I am an engineer too, as well as quite a few other technicians. And a very many non-engineer technicians know more about the mathematics and physics of tuning than I and many other engineers do.

As for your questions, here are my comments:

We do not listen to the fundamental as one person said. It does not produce beats. Although Virgil Smith did talk about the "natural beat" when tuning the bass, but I don't know the physics for that for sure. I suspect something to do with difference tones.

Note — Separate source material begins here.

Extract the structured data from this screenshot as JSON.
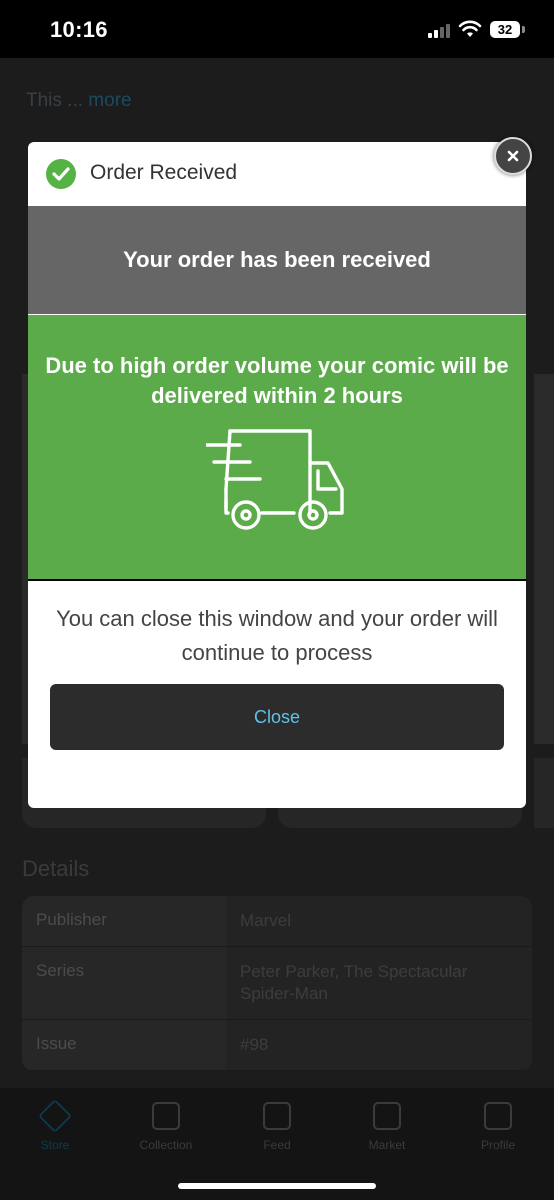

As for not listening to partials, that is one person's approach. For me, I take it to the other extreme, with very much success and predictability. Listening to beats in order to tune precise pure 12ths, or pure 19ths, or pure 22nds, and decide where in the keyboard I change from one to the other, allows me a pallet of tone to choose from, and reproduce consistently. (With all the talk of ET versus UT, I am surprised that no one has mentioned the treble temperament. Pure 22nds throughout the piano, sound much much different than pure 19ths, for example.)

Music should not be math, from an emotional point of view, but it is. We can't get away from the fact that music is full of math, no matter how much we want it to be surreal. The math allows me to be musical and consistent at the same time.

In order for you to understand why the 12th root of 2 doesn't work on a piano. look up inharmonicity.

Best Regards,

Last edited by Mark Cerisano, RPT; 04/26/14 08:45 AM.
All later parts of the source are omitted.